15:01 August 12, 2010 by auniquecorn
I think we have to blame the Gov´t for this, They´re driving everybody crazy....
20:21 August 12, 2010 by Logic Guy
Well, I simply find it very unfortuante that humans are not intelligent enough to know that psychology should be the foundation of life.

An effect form of psychology is absolutely essential because it helps us to succesfully interpret what we hear, see and feel, physically and mentally.

A person will surely encounter misery if they don't know how to think. And it's useless to teach history, science, math, social studies and finance, if a person lacks basic thinking skills.

Human psychology has never, or ever will lead humans to the zenith. It's incapable. We can either commit to a non-human concept or continue the craziness. Non-emotionalism is truly brilliant. It has the potential to solve all of our problems. I wish all people would relaize this fact. There is hope, you just have to believe.
21:21 August 12, 2010 by BR549
The increase in antidepressants by 113% is nothing more than effective marketing by the pharmaceutical industry.
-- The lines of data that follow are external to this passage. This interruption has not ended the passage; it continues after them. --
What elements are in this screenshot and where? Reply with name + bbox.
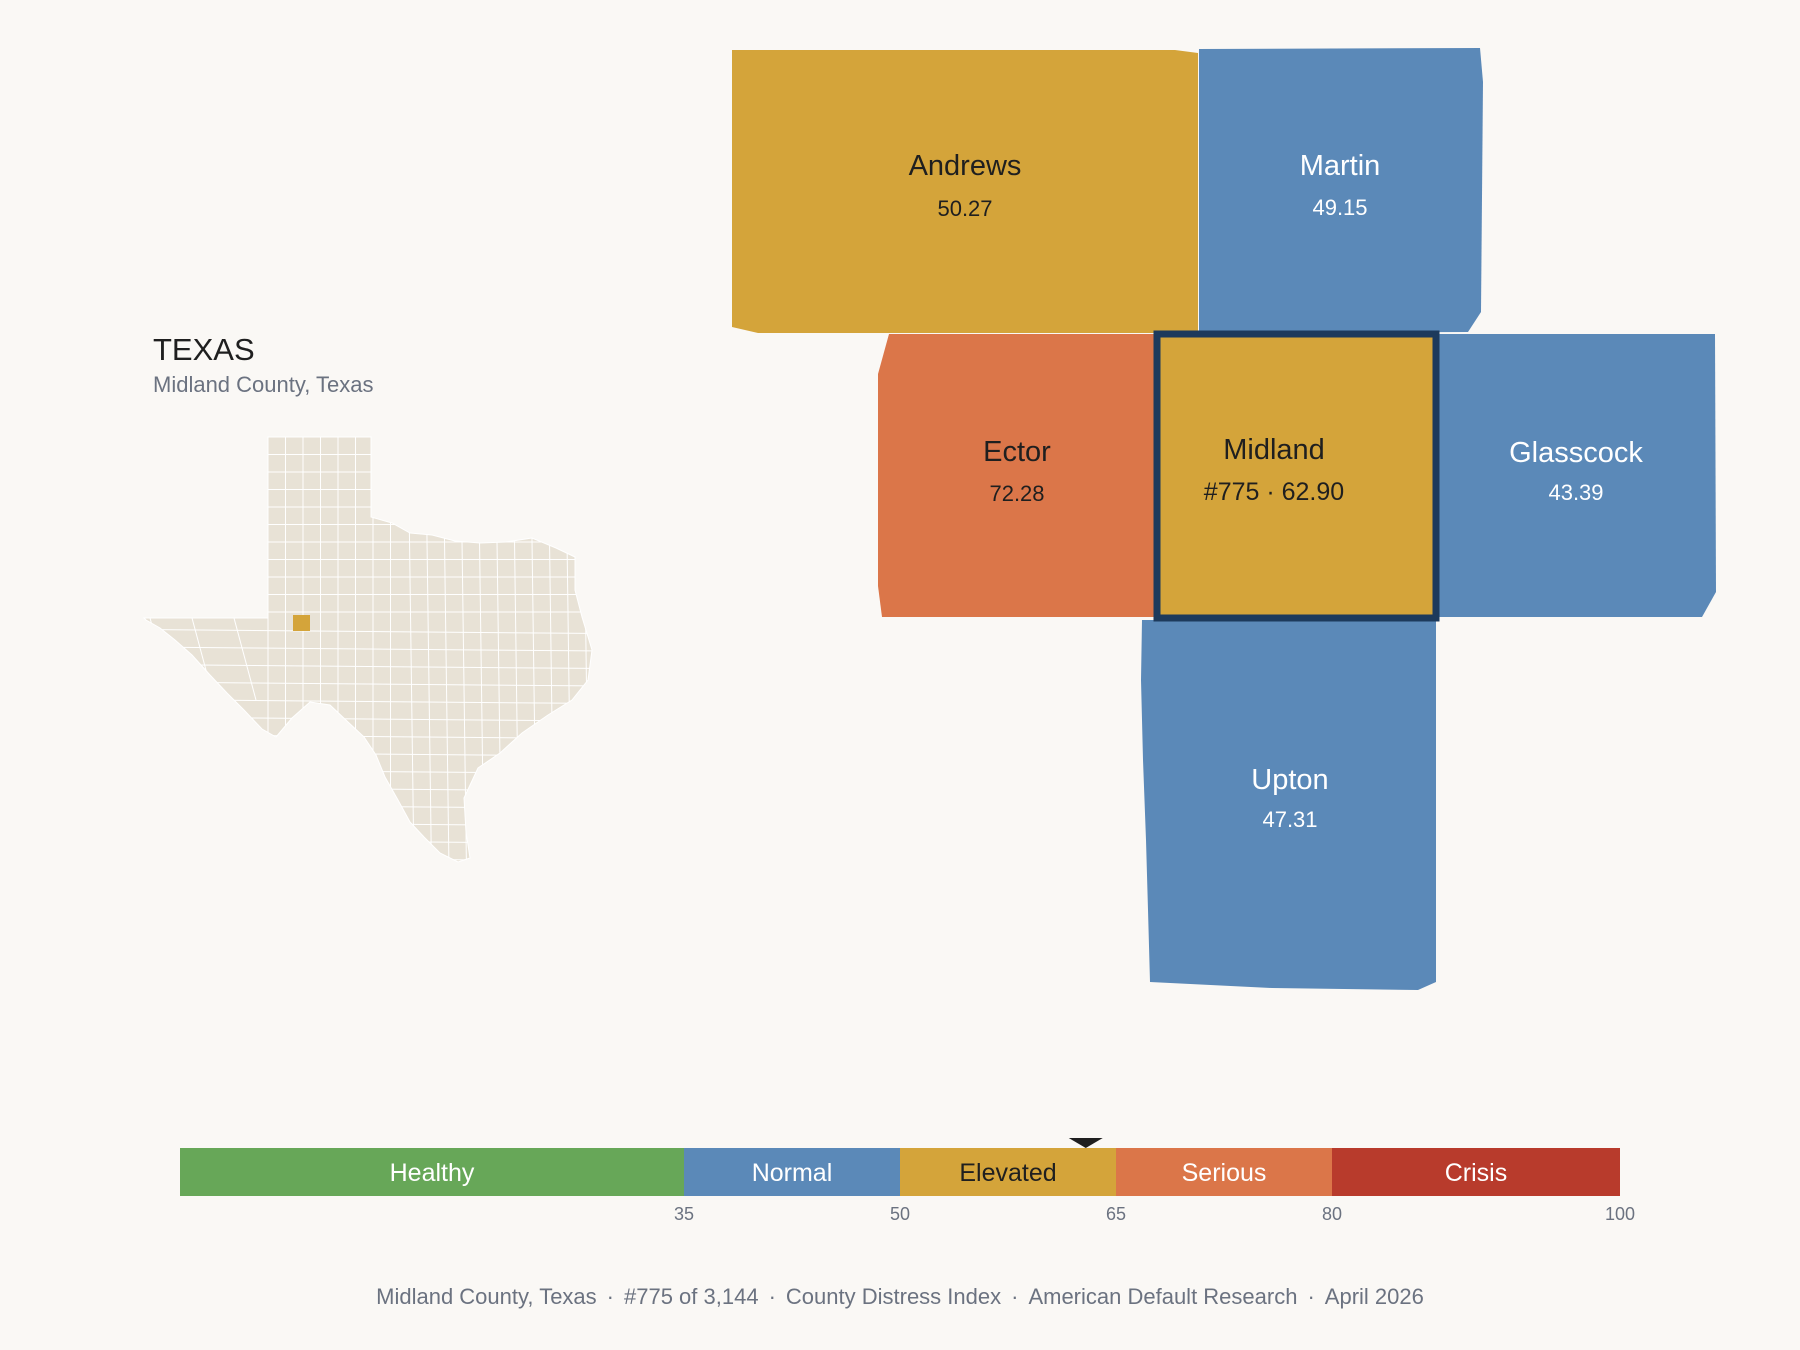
legend-segment-normal [684, 1148, 900, 1196]
legend-segment-serious [1116, 1148, 1332, 1196]
distress-legend: Healthy Normal Elevated Serious Crisis 35 50 6… [180, 1138, 1635, 1224]
state-title: TEXAS [153, 332, 255, 367]
legend-segment-healthy [180, 1148, 684, 1196]
county-boundary [144, 629, 592, 634]
county-value-ector: 72.28 [989, 481, 1044, 506]
legend-tick: 80 [1322, 1204, 1342, 1224]
county-boundary [144, 646, 592, 652]
county-midland[interactable]: Midland #775 · 62.90 [1153, 330, 1440, 622]
county-upton[interactable]: Upton 47.31 [1141, 620, 1436, 990]
footer-index-name: County Distress Index [785, 1284, 1002, 1309]
footer-separator: · [606, 1284, 614, 1309]
county-value-martin: 49.15 [1312, 195, 1367, 220]
county-name-glasscock: Glasscock [1509, 437, 1643, 469]
state-subtitle: Midland County, Texas [153, 372, 374, 397]
texas-locator-map [142, 436, 593, 863]
county-ector[interactable]: Ector 72.28 [878, 334, 1155, 617]
footer-source: American Default Research [1028, 1284, 1298, 1309]
legend-label-healthy: Healthy [390, 1159, 475, 1187]
legend-tick: 50 [890, 1204, 910, 1224]
legend-tick: 100 [1605, 1204, 1635, 1224]
county-boundary [233, 617, 257, 701]
county-value-glasscock: 43.39 [1548, 480, 1603, 505]
footer-separator: · [1307, 1284, 1315, 1309]
county-martin[interactable]: Martin 49.15 [1199, 48, 1483, 333]
county-boundary [144, 786, 592, 792]
legend-segment-elevated [900, 1148, 1116, 1196]
midland-county-locator [293, 615, 310, 631]
legend-label-serious: Serious [1182, 1159, 1267, 1187]
county-boundary [144, 769, 592, 774]
legend-tick: 65 [1106, 1204, 1126, 1224]
county-boundary [144, 804, 592, 809]
county-value-midland: #775 · 62.90 [1204, 478, 1344, 506]
footer-date: April 2026 [1324, 1284, 1424, 1309]
county-name-martin: Martin [1300, 150, 1381, 182]
county-value-upton: 47.31 [1262, 807, 1317, 832]
county-name-upton: Upton [1251, 764, 1328, 796]
county-map: Andrews 50.27 Martin 49.15 Ector 72.28 G… [732, 48, 1716, 990]
county-name-midland: Midland [1223, 434, 1325, 466]
footer-separator: · [768, 1284, 776, 1309]
legend-label-crisis: Crisis [1445, 1159, 1508, 1187]
footer: Midland County, Texas · #775 of 3,144 · Coun… [0, 1284, 1800, 1310]
legend-tick: 35 [674, 1204, 694, 1224]
legend-label-normal: Normal [752, 1159, 833, 1187]
county-name-andrews: Andrews [909, 150, 1022, 182]
legend-label-elevated: Elevated [959, 1159, 1056, 1187]
county-value-andrews: 50.27 [937, 196, 992, 221]
legend-segment-crisis [1332, 1148, 1620, 1196]
county-boundary [144, 821, 592, 827]
footer-county: Midland County, Texas [376, 1284, 597, 1309]
footer-rank: #775 of 3,144 [624, 1284, 759, 1309]
county-andrews[interactable]: Andrews 50.27 [732, 50, 1198, 333]
current-value-marker [1068, 1138, 1103, 1148]
county-boundary [144, 856, 592, 862]
county-boundary [144, 664, 592, 669]
texas-outline [142, 436, 593, 863]
county-boundary [144, 751, 592, 757]
county-name-ector: Ector [983, 436, 1051, 468]
county-glasscock[interactable]: Glasscock 43.39 [1438, 334, 1716, 617]
county-boundary [144, 839, 592, 844]
footer-separator: · [1011, 1284, 1019, 1309]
Give doctors an incentive to precribe a certain "med", and...BAM! Everyone is on it!!. Depression and mental illness is not a mental disease. It is a CULTURAL disease. People cannot cope with the added pressures and pace modern WESTERN society. Until people focus on basic life fundamentals (family, quality time) instead of being a CONSUMER, mental illness and depression will continue to erode and slowly kill our society.
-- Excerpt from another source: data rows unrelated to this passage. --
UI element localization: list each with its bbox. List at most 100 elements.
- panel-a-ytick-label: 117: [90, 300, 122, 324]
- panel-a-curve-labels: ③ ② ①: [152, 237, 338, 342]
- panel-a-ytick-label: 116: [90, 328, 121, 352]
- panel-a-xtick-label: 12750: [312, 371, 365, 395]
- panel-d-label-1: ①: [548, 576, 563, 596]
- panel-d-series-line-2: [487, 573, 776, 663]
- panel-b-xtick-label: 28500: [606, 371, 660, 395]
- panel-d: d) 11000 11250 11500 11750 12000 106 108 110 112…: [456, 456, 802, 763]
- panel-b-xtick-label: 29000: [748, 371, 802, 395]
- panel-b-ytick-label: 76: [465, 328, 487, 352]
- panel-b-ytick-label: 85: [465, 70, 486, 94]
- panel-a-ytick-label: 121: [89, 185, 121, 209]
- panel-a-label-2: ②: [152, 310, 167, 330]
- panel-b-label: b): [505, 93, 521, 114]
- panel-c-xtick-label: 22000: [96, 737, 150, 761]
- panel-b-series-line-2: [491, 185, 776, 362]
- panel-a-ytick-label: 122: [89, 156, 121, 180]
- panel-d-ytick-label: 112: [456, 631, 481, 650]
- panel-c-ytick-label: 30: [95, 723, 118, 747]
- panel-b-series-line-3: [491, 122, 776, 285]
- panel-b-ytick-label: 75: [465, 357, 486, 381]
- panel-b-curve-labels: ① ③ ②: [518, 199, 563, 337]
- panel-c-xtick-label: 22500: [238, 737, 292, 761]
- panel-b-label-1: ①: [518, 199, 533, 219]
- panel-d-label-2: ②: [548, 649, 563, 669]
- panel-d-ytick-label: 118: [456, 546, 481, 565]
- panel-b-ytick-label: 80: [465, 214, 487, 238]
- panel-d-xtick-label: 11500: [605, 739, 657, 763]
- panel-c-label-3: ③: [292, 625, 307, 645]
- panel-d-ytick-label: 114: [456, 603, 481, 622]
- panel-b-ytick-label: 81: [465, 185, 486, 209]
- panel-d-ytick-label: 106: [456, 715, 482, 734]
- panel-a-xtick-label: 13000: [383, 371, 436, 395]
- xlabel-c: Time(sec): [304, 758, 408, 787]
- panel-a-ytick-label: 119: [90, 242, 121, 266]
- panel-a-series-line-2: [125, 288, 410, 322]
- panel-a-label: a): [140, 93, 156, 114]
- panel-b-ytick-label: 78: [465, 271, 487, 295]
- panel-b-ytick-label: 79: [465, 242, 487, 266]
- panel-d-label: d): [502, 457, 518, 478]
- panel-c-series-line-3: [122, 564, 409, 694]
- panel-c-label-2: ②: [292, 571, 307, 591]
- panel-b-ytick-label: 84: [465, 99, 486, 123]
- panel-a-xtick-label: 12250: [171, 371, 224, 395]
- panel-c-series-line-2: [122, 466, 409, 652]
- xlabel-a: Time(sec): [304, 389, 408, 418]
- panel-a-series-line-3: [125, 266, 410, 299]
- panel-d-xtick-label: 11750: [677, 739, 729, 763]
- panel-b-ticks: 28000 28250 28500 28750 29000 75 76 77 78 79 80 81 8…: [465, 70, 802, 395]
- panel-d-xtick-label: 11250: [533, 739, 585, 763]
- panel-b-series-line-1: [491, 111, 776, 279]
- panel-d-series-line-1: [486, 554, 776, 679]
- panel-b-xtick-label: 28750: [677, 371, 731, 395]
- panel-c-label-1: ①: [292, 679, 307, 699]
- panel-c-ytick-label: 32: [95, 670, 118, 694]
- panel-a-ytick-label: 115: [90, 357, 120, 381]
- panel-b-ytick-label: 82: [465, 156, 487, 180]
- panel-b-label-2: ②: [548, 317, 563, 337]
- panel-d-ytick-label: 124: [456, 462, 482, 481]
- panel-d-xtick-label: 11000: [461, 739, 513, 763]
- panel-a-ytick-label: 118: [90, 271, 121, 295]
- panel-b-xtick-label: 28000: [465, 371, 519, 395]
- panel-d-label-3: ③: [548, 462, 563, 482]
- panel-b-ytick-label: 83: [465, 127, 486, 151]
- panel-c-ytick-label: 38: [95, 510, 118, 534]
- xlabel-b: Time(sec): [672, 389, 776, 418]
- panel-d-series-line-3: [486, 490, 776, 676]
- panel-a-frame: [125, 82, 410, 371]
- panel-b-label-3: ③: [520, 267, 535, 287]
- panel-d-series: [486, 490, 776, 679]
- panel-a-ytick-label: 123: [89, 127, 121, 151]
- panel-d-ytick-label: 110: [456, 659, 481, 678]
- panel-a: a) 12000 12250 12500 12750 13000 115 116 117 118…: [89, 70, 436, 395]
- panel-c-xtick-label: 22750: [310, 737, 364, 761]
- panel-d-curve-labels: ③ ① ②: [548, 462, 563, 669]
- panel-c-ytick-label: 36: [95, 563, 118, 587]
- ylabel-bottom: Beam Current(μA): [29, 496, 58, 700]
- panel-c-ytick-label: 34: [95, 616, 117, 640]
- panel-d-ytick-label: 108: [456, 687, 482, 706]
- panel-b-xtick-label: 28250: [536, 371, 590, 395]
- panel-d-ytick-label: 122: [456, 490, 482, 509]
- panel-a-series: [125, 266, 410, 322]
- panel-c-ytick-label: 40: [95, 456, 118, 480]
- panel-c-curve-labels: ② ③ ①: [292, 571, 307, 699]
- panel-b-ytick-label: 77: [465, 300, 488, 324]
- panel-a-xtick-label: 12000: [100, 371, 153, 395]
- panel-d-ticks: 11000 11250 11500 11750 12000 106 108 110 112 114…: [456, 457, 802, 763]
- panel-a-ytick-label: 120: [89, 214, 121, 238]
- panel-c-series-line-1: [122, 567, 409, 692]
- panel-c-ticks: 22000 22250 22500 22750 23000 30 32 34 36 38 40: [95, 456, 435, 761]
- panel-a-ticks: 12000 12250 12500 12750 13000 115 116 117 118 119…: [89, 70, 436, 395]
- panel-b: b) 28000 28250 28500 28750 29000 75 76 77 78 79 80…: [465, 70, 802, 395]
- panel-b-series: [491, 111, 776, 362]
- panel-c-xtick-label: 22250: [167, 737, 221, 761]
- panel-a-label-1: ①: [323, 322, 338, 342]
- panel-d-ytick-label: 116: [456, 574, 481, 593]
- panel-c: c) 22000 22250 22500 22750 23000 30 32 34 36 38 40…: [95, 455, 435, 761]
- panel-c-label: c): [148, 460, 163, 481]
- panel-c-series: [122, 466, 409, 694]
17:47 August 13, 2010 by serbianbelle
I can't speak for Germany,however, we all know how fast life has become. There is no time for reflection. We go from one task to the next. It appears our lives consist of chores. No time for relationships, mothering, meeting friends. I recall my aunts and other women sitting knitting or crocheting or mending clothes and chatting at the same time. They would do it in the park or visiting one another or even in a small cafe. I can't remember the last time I saw anyone do that. That kind of exchange was very important to their mental well being. We all need to learn new ways of dealing with demands of modern life and our children need to be thought from an early age how to live a more balanced life.